— Pense um pouco, com tudo isso, quem seria a maior prejudicada?
Clarice finalmente entendeu:
— O ramo mais velho e a Tia Simone, é claro.
Marlene a elogiou com afeto:
— Menina esperta.
Com a autorização de Sérgio, a assistente Débora Nunes, um motorista particular e dois seguranças chegaram em pouco tempo.
Ao mesmo tempo, Júlia e Patrícia chegavam ao hospital público mais próximo de casa.
O hospital público estava cheio de pessoas e o ambiente era caótico.
Com medo de ser reconhecida, Júlia havia vestido três camadas de roupas, mesmo o tempo já começando a esquentar.

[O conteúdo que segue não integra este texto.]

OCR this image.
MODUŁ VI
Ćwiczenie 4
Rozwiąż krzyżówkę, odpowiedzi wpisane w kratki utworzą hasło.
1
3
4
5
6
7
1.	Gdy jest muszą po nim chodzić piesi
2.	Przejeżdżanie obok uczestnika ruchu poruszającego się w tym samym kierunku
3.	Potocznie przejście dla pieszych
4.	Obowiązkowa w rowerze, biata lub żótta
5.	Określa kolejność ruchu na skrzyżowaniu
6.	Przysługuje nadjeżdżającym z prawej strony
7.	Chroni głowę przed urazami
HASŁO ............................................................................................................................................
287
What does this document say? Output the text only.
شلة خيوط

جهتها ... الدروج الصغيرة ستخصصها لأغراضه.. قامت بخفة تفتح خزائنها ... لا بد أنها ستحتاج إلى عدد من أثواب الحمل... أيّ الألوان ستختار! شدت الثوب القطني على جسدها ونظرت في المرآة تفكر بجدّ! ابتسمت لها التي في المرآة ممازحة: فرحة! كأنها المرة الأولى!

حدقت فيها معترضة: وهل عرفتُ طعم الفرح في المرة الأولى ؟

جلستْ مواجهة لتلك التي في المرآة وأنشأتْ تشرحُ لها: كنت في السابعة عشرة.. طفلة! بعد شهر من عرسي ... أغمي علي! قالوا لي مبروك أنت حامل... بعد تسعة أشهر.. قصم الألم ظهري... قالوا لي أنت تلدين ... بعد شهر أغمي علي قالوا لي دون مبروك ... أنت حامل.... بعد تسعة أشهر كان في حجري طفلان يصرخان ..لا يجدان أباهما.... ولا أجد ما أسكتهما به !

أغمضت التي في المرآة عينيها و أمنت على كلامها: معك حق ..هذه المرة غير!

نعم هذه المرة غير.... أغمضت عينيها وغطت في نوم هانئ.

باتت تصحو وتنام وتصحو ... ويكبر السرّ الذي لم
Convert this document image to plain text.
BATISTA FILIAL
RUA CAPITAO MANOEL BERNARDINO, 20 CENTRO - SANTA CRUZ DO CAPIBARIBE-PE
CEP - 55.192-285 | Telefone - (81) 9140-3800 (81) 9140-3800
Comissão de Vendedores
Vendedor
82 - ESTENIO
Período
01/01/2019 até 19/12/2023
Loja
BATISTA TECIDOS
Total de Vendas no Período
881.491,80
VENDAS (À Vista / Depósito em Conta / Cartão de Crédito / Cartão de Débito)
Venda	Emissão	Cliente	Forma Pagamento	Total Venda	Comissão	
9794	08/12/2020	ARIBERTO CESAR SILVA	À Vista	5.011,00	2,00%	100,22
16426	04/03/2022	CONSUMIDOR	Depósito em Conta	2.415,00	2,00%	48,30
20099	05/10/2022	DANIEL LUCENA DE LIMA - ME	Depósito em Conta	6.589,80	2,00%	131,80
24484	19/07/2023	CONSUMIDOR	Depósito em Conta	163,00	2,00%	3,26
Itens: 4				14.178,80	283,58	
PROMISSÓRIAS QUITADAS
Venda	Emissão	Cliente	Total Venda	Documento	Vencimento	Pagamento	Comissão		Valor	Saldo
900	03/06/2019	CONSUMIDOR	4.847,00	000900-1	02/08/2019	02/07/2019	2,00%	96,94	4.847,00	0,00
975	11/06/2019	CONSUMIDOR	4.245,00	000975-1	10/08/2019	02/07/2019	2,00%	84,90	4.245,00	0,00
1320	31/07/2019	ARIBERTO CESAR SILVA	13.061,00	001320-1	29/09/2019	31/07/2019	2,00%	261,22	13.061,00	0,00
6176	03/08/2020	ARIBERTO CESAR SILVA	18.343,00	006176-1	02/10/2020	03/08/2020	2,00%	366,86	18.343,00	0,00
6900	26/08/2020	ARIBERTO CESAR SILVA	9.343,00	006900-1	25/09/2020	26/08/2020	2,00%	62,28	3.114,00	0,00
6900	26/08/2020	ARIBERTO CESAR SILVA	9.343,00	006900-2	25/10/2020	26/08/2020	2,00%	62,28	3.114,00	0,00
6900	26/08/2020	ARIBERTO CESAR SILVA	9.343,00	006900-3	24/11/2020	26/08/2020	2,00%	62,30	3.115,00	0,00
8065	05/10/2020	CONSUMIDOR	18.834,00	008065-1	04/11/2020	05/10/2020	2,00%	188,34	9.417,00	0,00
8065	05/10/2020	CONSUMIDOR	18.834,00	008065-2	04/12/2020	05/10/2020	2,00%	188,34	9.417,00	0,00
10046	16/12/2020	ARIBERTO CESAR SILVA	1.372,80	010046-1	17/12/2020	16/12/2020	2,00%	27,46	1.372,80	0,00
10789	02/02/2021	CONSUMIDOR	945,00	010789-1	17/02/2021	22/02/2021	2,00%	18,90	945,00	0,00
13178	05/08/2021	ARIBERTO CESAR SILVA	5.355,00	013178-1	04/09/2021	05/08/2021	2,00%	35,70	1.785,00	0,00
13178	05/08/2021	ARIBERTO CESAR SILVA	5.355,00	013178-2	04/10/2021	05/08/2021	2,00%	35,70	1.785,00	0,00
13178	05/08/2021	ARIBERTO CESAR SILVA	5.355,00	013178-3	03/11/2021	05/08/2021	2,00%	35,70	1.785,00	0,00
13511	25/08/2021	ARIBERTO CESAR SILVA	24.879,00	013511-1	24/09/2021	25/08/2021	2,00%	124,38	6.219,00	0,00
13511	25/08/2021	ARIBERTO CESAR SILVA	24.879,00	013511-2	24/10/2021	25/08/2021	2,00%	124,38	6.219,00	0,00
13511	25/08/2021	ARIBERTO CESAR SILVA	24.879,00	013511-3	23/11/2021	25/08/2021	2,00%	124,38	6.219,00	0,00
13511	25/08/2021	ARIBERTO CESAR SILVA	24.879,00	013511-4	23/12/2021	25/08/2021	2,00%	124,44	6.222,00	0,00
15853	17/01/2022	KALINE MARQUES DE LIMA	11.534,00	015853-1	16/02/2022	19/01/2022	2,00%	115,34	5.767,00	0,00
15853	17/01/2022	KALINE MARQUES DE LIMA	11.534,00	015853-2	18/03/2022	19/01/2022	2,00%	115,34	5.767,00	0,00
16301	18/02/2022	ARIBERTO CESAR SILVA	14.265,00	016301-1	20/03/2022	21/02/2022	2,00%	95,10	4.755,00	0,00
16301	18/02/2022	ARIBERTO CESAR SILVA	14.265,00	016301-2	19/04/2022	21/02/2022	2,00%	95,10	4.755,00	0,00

Não esqueceu nem o chapéu, nem a máscara.
A dor na região do baixo-ventre estava forte, e a tontura quase insuportável.
Mas para conseguir ser atendida rápido, não teve escolha senão se separar de Patrícia.
Patrícia ficou fazendo a ficha e ela subiu para o segundo andar para esperar na fila.
Felizmente, por ser um dia de semana, a maioria das pessoas nas consultas eram idosos.
Havia alguns jovens na porta da clínica de ginecologia, mas todos estavam distraídos em seus próprios mundos.
Sendo a sua primeira gravidez, Júlia não tinha experiência alguma.
Com medo de se mover, apoiou-se na parede e sentou-se devagar, suando em bicas.
O médico prescreveu-lhe um exame de sangue.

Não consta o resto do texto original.